The unusual design recalls an English Gothic style, softened by a romantic Mediterranean setting. In 1852 Giachery himself was commissioned the windmill for the milling of sumac, also included in the Arenella complex, from which tannin was extracted, then the subject of flourishing trade in Sicily. A part of the complex was used as a home for the weekend and many famous people were hosted there, not least the Czarina of Russia, during her stay in Palermo.
The latter fell in love with it so much that she had the "Quattro Pizzi" faithfully reproduced in Snamenka, near St. Petersburg, on the shores of the Gulf of Finland, in the park of her summer residence of Peterhof which, in memory of Palermo, she called "Renella". The building still stands today. Once the golden age was over, Vincenzo Florio retired to the Tonnara dell’Arenella with his family, electing it as his home. The Tonnara remained in operation until the early twentieth century: being then changed the route of tuna, closed permanently the fishing activity.
THE FLORIOS
The story of the Florios is the exciting and dramatic story of a great family of entrepreneurs and patrons of the arts, who lived in Palermo in the years between the 19th and 20th centuries and changed the course of the history of Sicily.
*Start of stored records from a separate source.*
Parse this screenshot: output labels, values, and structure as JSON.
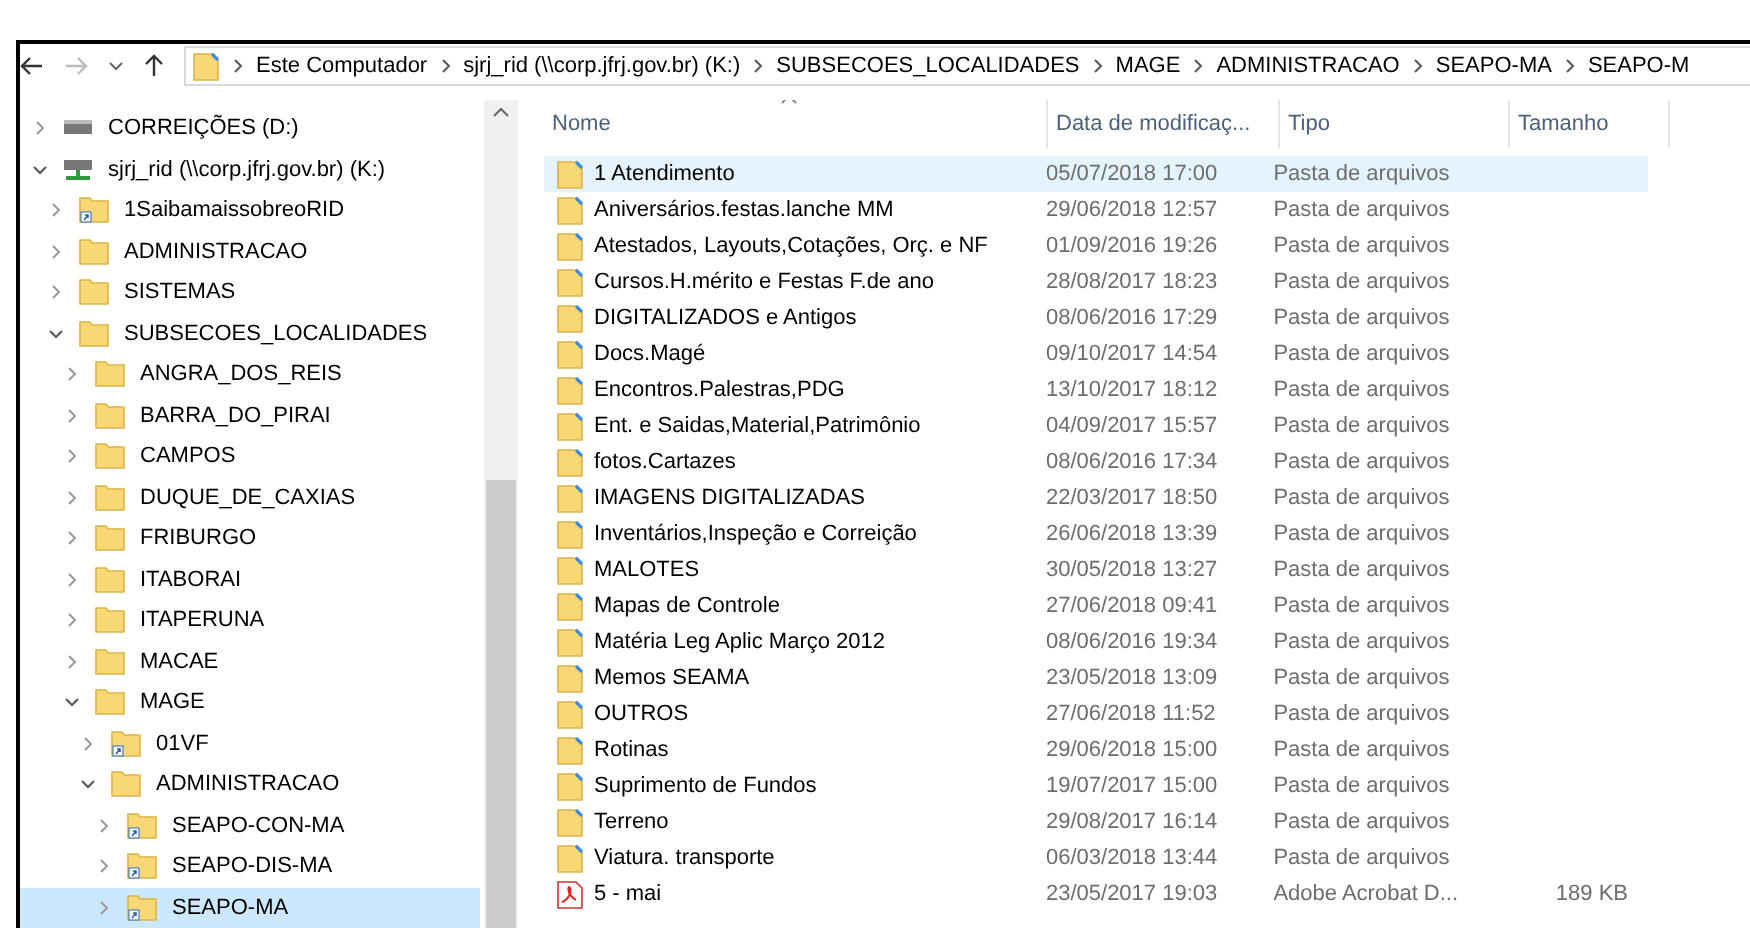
{
  "navigation": {
    "back_disabled": false,
    "forward_disabled": true
  },
  "breadcrumb": [
    "Este Computador",
    "sjrj_rid (\\\\corp.jfrj.gov.br) (K:)",
    "SUBSECOES_LOCALIDADES",
    "MAGE",
    "ADMINISTRACAO",
    "SEAPO-MA",
    "SEAPO-M"
  ],
  "tree": [
    {
      "label": "CORREIÇÕES (D:)",
      "kind": "drive",
      "expanded": false,
      "selected": false
    },
    {
      "label": "sjrj_rid (\\\\corp.jfrj.gov.br) (K:)",
      "kind": "network_drive",
      "expanded": true,
      "selected": false,
      "children": [
        {
          "label": "1SaibamaissobreoRID",
          "kind": "shortcut",
          "expanded": false,
          "selected": false
        },
        {
          "label": "ADMINISTRACAO",
          "kind": "folder",
          "expanded": false,
          "selected": false
        },
        {
          "label": "SISTEMAS",
          "kind": "folder",
          "expanded": false,
          "selected": false
        },
        {
          "label": "SUBSECOES_LOCALIDADES",
          "kind": "folder",
          "expanded": true,
          "selected": false,
          "children": [
            {
              "label": "ANGRA_DOS_REIS",
              "kind": "folder",
              "expanded": false,
              "selected": false
            },
            {
              "label": "BARRA_DO_PIRAI",
              "kind": "folder",
              "expanded": false,
              "selected": false
            },
            {
              "label": "CAMPOS",
              "kind": "folder",
              "expanded": false,
              "selected": false
            },
            {
              "label": "DUQUE_DE_CAXIAS",
              "kind": "folder",
              "expanded": false,
              "selected": false
            },
            {
              "label": "FRIBURGO",
              "kind": "folder",
              "expanded": false,
              "selected": false
            },
            {
              "label": "ITABORAI",
              "kind": "folder",
              "expanded": false,
              "selected": false
            },
            {
              "label": "ITAPERUNA",
              "kind": "folder",
              "expanded": false,
              "selected": false
            },
            {
              "label": "MACAE",
              "kind": "folder",
              "expanded": false,
              "selected": false
            },
            {
              "label": "MAGE",
              "kind": "folder",
              "expanded": true,
              "selected": false,
              "children": [
                {
                  "label": "01VF",
                  "kind": "shortcut",
                  "expanded": false,
                  "selected": false
                },
                {
                  "label": "ADMINISTRACAO",
                  "kind": "folder",
                  "expanded": true,
                  "selected": false,
                  "children": [
                    {
                      "label": "SEAPO-CON-MA",
                      "kind": "shortcut",
                      "expanded": false,
                      "selected": false
                    },
                    {
                      "label": "SEAPO-DIS-MA",
                      "kind": "shortcut",
                      "expanded": false,
                      "selected": false
                    },
                    {
                      "label": "SEAPO-MA",
                      "kind": "shortcut",
                      "expanded": false,
                      "selected": true
                    }
                  ]
                }
              ]
            }
          ]
        }
      ]
    }
  ],
  "columns": [
    "Nome",
    "Data de modificaç...",
    "Tipo",
    "Tamanho"
  ],
  "files": [
    {
      "name": "1 Atendimento",
      "date": "05/07/2018 17:00",
      "type": "Pasta de arquivos",
      "kind": "folder",
      "selected": true
    },
    {
      "name": "Aniversários.festas.lanche MM",
      "date": "29/06/2018 12:57",
      "type": "Pasta de arquivos",
      "kind": "folder",
      "selected": false
    },
    {
      "name": "Atestados, Layouts,Cotações, Orç. e NF",
      "date": "01/09/2016 19:26",
      "type": "Pasta de arquivos",
      "kind": "folder",
      "selected": false
    },
    {
      "name": "Cursos.H.mérito e Festas F.de ano",
      "date": "28/08/2017 18:23",
      "type": "Pasta de arquivos",
      "kind": "folder",
      "selected": false
    },
    {
      "name": "DIGITALIZADOS e Antigos",
      "date": "08/06/2016 17:29",
      "type": "Pasta de arquivos",
      "kind": "folder",
      "selected": false
    },
    {
      "name": "Docs.Magé",
      "date": "09/10/2017 14:54",
      "type": "Pasta de arquivos",
      "kind": "folder",
      "selected": false
    },
    {
      "name": "Encontros.Palestras,PDG",
      "date": "13/10/2017 18:12",
      "type": "Pasta de arquivos",
      "kind": "folder",
      "selected": false
    },
    {
      "name": "Ent. e Saidas,Material,Patrimônio",
      "date": "04/09/2017 15:57",
      "type": "Pasta de arquivos",
      "kind": "folder",
      "selected": false
    },
    {
      "name": "fotos.Cartazes",
      "date": "08/06/2016 17:34",
      "type": "Pasta de arquivos",
      "kind": "folder",
      "selected": false
    },
    {
      "name": "IMAGENS DIGITALIZADAS",
      "date": "22/03/2017 18:50",
      "type": "Pasta de arquivos",
      "kind": "folder",
      "selected": false
    },
    {
      "name": "Inventários,Inspeção e Correição",
      "date": "26/06/2018 13:39",
      "type": "Pasta de arquivos",
      "kind": "folder",
      "selected": false
    },
    {
      "name": "MALOTES",
      "date": "30/05/2018 13:27",
      "type": "Pasta de arquivos",
      "kind": "folder",
      "selected": false
    },
    {
      "name": "Mapas de Controle",
      "date": "27/06/2018 09:41",
      "type": "Pasta de arquivos",
      "kind": "folder",
      "selected": false
    },
    {
      "name": "Matéria Leg Aplic Março 2012",
      "date": "08/06/2016 19:34",
      "type": "Pasta de arquivos",
      "kind": "folder",
      "selected": false
    },
    {
      "name": "Memos SEAMA",
      "date": "23/05/2018 13:09",
      "type": "Pasta de arquivos",
      "kind": "folder",
      "selected": false
    },
    {
      "name": "OUTROS",
      "date": "27/06/2018 11:52",
      "type": "Pasta de arquivos",
      "kind": "folder",
      "selected": false
    },
    {
      "name": "Rotinas",
      "date": "29/06/2018 15:00",
      "type": "Pasta de arquivos",
      "kind": "folder",
      "selected": false
    },
    {
      "name": "Suprimento de Fundos",
      "date": "19/07/2017 15:00",
      "type": "Pasta de arquivos",
      "kind": "folder",
      "selected": false
    },
    {
      "name": "Terreno",
      "date": "29/08/2017 16:14",
      "type": "Pasta de arquivos",
      "kind": "folder",
      "selected": false
    },
    {
      "name": "Viatura. transporte",
      "date": "06/03/2018 13:44",
      "type": "Pasta de arquivos",
      "kind": "folder",
      "selected": false
    },
    {
      "name": "5 - mai",
      "date": "23/05/2017 19:03",
      "type": "Adobe Acrobat D...",
      "size": "189 KB",
      "kind": "pdf",
      "selected": false
    }
  ]
}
It all began in 1786, when the Bagnarote Paolo Florio and the Palermitan Giovanni Custos met in Naples. In their story, in a Palermo that no longer exists, there are riches and troubles, illnesses, births, mourning, vices, sumptuous receptions with kings and queens, emperors and empresses, tsars and czarinas. There is the world of high finance with the Rothschilds, the Morgans and the Liptons. The splendour of the Florio family reached the height of its power with Vincenzo I and was consolidated with Ignazio senior. Until the last heirs, Ignazio junior and Vincenzo III, with whom the curtain fell on the eventful history of the family. In the foreground, Donna Franca, the famous wife of Ignazio Junior, touched by success but also by much pain. She was one of the most influential "ladies of the court" in Italy until the advent of Fascism. A woman of strong temperament, she even justified her husband’s betrayals. The disappearance of three children in little more than a year leads her to depression and brings her husband Ignazio to Schopenhauerian pessimism: "God forgive me, I begin to doubt justice, everything".